If we have an AR(p) model
y_t = \beta_1 y_{t-1} + … + \beta_{t-p} y_{t-p} + \epsilon_t
we can put all the terms that are not the white noise
\epsilon
to the left, like this:
y_t - \beta_1 y_{t-1} - … - \beta_{t-p} y_{t-p} = \epsilon_t.
Then we set the left side of the equation equal to zero. What we have on the left is called the “characteristic equation”. You might recall from learning algebra that when we set an equation equal to zero, we usually are trying to solve for the roots (the values that make the equation equal to zero). Before we can solve for the roots of this equation, we need to rewrite it differently using something called backward shift notation.
Backward shift notation looks like this: B^n y_t = y_{t-n}. So when we see y_{t-1} , we’ll replace it with B^1 y_t . If we see y_{t-2} , we’ll replace it with B^2 y_t . The nice thing about backward shift notation is that we can describe our lags in terms of y_t , which will come in handy in the part that’s coming up.
So we can change this equation:
y_t - \beta_1 y_{t-1} - … - \beta_{t-p} y_{t-p} = 0
Into this:
y_t - \beta_1 (B y_t) - … - \beta_{t-p} (B^p y_t) = 0
Notice how we can now factor out the
y_t
, so we have:
y_t (1 -\beta_1 B - … - \beta_{t-p} B^p) = 0
Okay, let’s look at some examples to see what this means. We saw previously that an AR(1) model with a coefficient of one:
y_t = y_{t-1} + \epsilon_t
is called a random walk, and that a random walk is not stationary. If write the characteristic equation of the random walk, it looks like this:
y_t - y_{t-1} = \epsilon_t = 0
Next, we rewrite it with backward shift notation:
y_t - B y_t = 0
Then we factor out the
y_t
to get:
y_t (1 - B) = 0
And we solve for B to get B = 1. The root equals one, and you might hear people say that the series has a unit root, or that its root “equals unity”.

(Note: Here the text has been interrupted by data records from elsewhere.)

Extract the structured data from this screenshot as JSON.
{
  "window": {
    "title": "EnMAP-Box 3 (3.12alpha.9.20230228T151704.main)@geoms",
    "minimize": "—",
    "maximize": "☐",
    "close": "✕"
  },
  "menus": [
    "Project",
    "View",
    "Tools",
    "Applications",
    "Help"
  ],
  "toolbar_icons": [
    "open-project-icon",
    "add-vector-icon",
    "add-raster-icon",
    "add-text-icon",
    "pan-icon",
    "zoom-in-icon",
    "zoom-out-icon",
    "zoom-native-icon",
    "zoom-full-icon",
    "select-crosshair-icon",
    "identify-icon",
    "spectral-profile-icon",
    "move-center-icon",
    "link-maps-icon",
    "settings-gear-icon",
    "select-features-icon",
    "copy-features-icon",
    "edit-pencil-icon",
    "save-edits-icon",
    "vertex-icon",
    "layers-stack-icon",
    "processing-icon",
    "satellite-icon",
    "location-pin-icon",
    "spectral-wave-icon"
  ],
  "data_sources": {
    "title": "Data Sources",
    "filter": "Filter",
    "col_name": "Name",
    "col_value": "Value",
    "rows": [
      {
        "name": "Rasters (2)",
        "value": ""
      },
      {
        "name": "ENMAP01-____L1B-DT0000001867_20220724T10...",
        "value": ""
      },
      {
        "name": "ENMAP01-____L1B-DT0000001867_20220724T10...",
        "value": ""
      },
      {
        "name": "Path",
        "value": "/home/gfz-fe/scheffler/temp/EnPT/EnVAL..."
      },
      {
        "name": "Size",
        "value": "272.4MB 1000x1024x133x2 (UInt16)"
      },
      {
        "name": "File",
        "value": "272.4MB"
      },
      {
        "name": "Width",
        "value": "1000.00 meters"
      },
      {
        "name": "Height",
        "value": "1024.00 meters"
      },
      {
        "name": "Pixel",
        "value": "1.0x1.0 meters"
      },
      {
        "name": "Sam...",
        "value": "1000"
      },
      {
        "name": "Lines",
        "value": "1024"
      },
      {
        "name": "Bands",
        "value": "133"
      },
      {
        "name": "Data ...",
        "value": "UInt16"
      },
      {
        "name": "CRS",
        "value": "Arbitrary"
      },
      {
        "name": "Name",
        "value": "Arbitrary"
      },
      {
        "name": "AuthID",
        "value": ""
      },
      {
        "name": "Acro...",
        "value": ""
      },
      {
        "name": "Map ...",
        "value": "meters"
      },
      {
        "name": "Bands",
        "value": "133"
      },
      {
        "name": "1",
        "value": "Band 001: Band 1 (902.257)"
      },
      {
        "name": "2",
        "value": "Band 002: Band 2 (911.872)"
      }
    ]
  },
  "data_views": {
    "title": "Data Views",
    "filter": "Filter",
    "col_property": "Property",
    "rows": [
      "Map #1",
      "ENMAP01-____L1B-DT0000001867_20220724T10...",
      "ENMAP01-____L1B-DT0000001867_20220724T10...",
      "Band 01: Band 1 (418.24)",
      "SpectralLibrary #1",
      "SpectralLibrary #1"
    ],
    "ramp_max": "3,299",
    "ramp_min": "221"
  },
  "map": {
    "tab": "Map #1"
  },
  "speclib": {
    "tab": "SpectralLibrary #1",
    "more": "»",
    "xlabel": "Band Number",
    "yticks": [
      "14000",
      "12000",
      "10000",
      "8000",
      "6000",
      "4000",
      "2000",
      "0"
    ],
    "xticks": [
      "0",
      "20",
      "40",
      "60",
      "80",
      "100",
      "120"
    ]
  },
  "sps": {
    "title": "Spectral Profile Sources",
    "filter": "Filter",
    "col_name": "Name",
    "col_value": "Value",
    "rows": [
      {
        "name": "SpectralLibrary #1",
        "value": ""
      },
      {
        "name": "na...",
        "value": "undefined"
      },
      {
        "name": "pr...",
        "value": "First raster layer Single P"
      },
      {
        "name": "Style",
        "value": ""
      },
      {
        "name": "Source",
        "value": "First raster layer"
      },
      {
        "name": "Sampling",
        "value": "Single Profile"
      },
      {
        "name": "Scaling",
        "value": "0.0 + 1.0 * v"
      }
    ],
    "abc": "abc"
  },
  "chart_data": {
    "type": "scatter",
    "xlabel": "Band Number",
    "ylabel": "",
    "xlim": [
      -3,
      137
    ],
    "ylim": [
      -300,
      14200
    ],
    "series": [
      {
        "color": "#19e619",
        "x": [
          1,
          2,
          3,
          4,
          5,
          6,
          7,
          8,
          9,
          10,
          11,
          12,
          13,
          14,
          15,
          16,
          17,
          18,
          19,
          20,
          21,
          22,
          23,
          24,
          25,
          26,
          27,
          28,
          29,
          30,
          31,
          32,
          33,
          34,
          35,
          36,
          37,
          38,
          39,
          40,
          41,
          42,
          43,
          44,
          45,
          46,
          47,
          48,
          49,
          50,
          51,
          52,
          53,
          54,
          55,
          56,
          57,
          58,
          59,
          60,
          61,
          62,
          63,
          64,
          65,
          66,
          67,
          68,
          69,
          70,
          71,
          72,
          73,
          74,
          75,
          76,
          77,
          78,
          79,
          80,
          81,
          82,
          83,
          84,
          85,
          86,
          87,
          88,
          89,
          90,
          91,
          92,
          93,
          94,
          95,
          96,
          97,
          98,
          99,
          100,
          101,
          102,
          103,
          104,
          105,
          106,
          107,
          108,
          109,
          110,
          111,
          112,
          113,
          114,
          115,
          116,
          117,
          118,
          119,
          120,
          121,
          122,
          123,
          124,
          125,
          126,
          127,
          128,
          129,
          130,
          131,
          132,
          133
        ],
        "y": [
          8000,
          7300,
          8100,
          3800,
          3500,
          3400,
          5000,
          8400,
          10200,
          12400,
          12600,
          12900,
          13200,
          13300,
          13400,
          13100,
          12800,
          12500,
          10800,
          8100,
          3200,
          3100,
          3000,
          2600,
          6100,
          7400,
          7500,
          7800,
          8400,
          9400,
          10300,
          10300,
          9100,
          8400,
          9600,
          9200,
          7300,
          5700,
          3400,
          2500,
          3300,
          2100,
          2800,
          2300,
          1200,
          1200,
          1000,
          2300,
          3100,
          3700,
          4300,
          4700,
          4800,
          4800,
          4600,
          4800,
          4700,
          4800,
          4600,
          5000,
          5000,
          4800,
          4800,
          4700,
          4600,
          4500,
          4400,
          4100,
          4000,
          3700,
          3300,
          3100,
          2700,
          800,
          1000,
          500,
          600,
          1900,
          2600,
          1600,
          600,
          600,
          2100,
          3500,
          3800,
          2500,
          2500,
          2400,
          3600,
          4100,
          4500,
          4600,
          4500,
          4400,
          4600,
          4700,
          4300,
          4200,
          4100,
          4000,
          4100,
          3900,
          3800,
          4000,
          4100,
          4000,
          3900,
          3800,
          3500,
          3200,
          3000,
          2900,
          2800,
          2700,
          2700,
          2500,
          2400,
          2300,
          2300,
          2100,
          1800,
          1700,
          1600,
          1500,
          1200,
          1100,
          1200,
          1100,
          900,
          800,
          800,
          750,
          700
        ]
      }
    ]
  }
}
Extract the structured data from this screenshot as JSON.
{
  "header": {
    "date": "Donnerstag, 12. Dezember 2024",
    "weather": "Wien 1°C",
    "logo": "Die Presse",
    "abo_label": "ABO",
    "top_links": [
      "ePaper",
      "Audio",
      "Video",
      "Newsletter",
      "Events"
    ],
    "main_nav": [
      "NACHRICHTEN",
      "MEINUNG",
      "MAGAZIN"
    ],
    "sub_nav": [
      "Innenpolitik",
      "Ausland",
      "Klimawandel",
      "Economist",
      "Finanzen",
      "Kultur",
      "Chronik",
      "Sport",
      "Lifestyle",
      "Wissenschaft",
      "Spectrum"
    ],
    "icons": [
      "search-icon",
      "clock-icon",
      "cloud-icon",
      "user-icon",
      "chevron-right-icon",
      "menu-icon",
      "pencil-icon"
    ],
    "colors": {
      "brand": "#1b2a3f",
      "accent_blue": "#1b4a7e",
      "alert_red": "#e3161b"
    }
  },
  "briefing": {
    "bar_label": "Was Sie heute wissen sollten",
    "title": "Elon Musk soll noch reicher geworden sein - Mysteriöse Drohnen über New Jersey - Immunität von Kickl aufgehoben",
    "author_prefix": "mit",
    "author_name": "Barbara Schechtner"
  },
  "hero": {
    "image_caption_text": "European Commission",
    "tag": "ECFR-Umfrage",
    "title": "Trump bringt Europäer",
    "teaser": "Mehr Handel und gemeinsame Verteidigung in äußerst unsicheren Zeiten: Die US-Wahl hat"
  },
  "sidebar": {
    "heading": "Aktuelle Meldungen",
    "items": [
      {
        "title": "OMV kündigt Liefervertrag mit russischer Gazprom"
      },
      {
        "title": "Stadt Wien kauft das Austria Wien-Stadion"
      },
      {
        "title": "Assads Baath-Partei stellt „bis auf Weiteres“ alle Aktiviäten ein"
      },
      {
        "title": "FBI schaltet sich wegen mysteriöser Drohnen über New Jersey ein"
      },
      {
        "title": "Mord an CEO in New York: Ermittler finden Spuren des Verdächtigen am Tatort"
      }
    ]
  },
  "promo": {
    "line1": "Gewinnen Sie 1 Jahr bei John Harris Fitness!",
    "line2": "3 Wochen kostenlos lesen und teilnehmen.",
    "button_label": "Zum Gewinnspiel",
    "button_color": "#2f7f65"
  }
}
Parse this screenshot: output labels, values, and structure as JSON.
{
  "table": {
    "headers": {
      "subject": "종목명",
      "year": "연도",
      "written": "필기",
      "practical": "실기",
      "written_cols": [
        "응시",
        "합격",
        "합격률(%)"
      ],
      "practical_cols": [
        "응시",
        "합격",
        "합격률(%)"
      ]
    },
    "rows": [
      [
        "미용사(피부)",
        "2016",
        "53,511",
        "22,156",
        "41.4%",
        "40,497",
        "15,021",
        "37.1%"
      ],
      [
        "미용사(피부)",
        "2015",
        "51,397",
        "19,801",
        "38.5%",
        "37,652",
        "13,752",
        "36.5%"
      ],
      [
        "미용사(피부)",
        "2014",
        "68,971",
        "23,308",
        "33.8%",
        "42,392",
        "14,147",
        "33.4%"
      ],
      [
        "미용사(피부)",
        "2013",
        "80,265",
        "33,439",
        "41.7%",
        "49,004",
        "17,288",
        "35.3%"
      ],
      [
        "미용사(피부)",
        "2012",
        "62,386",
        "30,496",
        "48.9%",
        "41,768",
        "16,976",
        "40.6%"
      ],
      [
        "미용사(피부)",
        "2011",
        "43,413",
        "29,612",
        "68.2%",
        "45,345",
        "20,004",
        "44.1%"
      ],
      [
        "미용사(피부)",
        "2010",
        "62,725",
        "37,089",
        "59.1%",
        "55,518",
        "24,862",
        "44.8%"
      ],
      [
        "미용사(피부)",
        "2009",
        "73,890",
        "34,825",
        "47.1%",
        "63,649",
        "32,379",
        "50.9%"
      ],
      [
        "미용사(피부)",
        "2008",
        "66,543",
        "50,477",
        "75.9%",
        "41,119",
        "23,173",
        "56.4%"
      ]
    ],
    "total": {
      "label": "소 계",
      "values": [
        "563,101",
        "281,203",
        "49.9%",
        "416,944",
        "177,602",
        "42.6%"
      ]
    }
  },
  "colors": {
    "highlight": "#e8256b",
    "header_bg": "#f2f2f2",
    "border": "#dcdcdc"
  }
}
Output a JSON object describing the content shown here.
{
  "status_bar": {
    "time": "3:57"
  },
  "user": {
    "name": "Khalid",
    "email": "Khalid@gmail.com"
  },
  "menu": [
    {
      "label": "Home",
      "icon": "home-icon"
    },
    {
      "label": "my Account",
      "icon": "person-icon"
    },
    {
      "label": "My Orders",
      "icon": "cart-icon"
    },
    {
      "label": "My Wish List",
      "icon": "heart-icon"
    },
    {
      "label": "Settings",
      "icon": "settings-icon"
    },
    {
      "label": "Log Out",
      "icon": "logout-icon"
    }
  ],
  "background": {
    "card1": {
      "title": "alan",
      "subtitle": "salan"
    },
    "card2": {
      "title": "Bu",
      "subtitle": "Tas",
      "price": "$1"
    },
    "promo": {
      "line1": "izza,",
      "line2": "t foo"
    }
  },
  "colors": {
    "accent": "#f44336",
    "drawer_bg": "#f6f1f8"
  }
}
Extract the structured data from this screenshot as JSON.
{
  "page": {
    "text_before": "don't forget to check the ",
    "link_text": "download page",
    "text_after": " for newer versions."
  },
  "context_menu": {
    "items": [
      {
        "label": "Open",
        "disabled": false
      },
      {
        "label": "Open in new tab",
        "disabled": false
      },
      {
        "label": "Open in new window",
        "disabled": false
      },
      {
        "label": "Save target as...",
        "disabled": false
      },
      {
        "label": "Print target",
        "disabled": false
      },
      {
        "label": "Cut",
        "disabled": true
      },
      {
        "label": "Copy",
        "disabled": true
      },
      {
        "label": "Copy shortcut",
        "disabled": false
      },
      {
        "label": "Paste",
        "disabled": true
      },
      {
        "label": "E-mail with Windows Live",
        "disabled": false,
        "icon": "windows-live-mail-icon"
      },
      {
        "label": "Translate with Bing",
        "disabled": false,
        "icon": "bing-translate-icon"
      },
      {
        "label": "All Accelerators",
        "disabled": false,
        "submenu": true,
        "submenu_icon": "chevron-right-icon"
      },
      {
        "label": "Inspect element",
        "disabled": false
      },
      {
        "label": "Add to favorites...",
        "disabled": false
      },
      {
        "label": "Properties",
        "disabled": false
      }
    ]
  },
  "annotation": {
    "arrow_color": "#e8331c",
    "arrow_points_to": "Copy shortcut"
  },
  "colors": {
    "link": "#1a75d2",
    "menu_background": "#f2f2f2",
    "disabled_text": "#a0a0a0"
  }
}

Next, let’s look at an AR(1) series where the
\beta
coefficient is less than one (let’s say
\beta
is
\frac{1}{2}
).
y_t = \frac{1}{2} y_{t-1} + \epsilon_t
The characteristic equation looks like this:
y_t - \frac{1}{2} y_{t-1} = \epsilon_t = 0
In backward shift notation, it looks like:
y_t - \frac{1}{2} B y_t = 0
Factor out the
y_t
:
y_t(1 - \frac{1}{2} B) = 0
Solving for B is solving for the unit root of the characteristic equation. So we get 1 = \frac{1}{2} B , and so B = 2. Since the root is greater than one, we can say that the series is stationary.
Note that for series with more than one lag, we can solve for more than one root.
The Augmented Dickey Fuller Test has a null hypothesis that a series has a unit root. In other words, the null hypothesis is that a series is a random walk, which is not stationary. The alternate hypothesis is that the roots of the series are all greater than one, which suggests that the series is stationary. If the ADF gives a p-value of 0.05 or less, we reject the null hypothesis and can assume that the series is stationary.
Engle-Granger Test
The Engle Granger Test is used to check whether two series are cointegrated. It involves two steps. First, calculate the hedge ratio by running a regression on one series against the other
y_t = \beta x_t
We call the
\beta
the “hedge ratio”.
Second, we take y_t - \beta x_t to create a series that may be stationary. We’ll call this new series z_t . Then we use the ADF test to check if that series z_t is stationary. If z_t is stationary, we can assume that the x and y series are cointegrated.